I finally told him what had happened to the new Michelin tire he'd given me for Christmas. I also told him what Dieter and I suspected.
"Now I'm worried," he said. He grabbed the flashlight from the glove compartment, got under the car and then checked under the hood and in the trunk. Satisfied, he tossed his suitcase behind the front seat, and we finally got in.
In spite of the frigid temperature, the Miata started without so much as a cough. Traffic was almost nonexistent except for
the drunks, so we sped down the Kennedy Expressway to O'Hare.
As we turned onto the airport exit ramp, I began to tell Scotty my suspicions about Ken and Frank, but he was intent on having me meet with his top-level contact Harry Marley at the Secret Service Forensics Lab. He said last night that he'd been working on a computer system based on military intelligence technology to get bogus currency out of circulation. I couldn't get over the fact that he apparently had top-level government connections. I wasn't sure I liked that.
"DD, are you listening to me?" he asked. "I'm convinced the counterfeiting is connected to HI-Data, and I insist you get help." "

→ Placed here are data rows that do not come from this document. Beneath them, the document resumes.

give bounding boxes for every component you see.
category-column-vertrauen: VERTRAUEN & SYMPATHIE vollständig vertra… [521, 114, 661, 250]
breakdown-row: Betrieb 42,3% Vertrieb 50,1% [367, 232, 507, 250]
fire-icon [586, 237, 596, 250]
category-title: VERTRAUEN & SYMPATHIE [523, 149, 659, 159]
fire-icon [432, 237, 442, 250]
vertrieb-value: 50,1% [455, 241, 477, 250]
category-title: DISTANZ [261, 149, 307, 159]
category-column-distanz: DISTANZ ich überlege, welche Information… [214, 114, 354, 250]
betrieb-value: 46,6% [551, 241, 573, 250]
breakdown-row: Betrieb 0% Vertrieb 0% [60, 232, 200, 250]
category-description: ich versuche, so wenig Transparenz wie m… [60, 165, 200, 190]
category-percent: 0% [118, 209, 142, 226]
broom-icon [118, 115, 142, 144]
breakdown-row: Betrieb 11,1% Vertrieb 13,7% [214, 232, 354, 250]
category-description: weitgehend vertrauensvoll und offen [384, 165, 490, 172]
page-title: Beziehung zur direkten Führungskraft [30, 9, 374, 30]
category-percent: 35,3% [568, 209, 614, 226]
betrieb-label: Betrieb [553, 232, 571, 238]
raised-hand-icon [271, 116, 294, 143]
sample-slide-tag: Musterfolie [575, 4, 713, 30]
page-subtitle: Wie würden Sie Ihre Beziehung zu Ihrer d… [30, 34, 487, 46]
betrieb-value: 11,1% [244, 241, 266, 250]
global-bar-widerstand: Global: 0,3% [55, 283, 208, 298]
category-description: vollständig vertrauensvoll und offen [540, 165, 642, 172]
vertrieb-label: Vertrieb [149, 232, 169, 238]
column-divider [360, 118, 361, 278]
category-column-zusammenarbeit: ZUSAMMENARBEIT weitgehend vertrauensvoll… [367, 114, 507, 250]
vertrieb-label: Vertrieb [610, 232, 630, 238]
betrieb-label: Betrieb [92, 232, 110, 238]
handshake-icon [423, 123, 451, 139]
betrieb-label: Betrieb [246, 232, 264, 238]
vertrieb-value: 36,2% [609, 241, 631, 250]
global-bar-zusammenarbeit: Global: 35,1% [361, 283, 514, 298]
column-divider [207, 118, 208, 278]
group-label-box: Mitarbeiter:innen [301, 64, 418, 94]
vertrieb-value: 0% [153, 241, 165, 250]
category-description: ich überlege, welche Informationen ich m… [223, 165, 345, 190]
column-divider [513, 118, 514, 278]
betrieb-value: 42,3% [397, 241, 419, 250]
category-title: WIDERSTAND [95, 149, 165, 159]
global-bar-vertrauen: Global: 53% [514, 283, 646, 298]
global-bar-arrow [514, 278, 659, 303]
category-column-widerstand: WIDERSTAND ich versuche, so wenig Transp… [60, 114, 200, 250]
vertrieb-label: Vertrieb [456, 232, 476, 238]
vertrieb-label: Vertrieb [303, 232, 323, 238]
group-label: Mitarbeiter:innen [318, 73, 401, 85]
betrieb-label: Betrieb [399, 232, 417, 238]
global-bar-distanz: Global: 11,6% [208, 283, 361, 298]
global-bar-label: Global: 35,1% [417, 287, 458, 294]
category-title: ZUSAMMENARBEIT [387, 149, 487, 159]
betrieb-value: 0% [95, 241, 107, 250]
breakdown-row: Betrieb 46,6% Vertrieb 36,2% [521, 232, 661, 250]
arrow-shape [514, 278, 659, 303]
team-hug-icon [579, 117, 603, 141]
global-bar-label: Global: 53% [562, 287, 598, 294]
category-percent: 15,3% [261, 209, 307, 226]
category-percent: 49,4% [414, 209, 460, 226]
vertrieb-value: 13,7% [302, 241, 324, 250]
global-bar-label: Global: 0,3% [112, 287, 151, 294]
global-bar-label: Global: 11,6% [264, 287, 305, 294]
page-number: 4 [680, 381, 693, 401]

I wasn't eager to comply. I had no desire to be in contact with the Secret Service and maybe the IRS or ATF, all CIA surrogates. If the hundred dollar bills were counterfeit, I was sure I'd be the one the government would target when they saw them.
I want to ask you a question about Frank," I said.
"Don't change the subject, DD. By the way, now that we know each other a lot better, when are you going to tell me what the DD stands for?"
"It stands for DD. And I do have some important things I want to go over with you."
Scotty frowned. "I'll be in England, worried sick about you. I know you can take care of yourself. But this is urgent. Promise me you'll see Harry today."
"Scotty, even if he agrees I didn't have any part in the counterfeiting, I won't understand a thing he tells me without you to interpret. He'll just punch my name into the Big Computer as a suspect."
"What Big Computer?"
"You know, the Central Storage Computer or whatever it's called. Everybody knows the feds have one that continually up dates your permanent record. What if he gets something on me? I'm the one who should be doing the investigating, not the other way around."
"DD, Harry's my friend. You'll like him, I promise. He won't think you're stupid. This technical stuff changes daily. Nobody understands it all unless they work with it every day. Even Harry has to be continuously briefed. He's not, as you delicately phrase it, a'tech- no-poop' either. So don't worry. He's not going to arrest you. Why not talk to your friend Tom about counterfeiting? He seems to know a lot of things, and I'm sure he'll advise you to see Harry, too. Now promise, or I'll stay here until you do. Wait... that's not a good threat."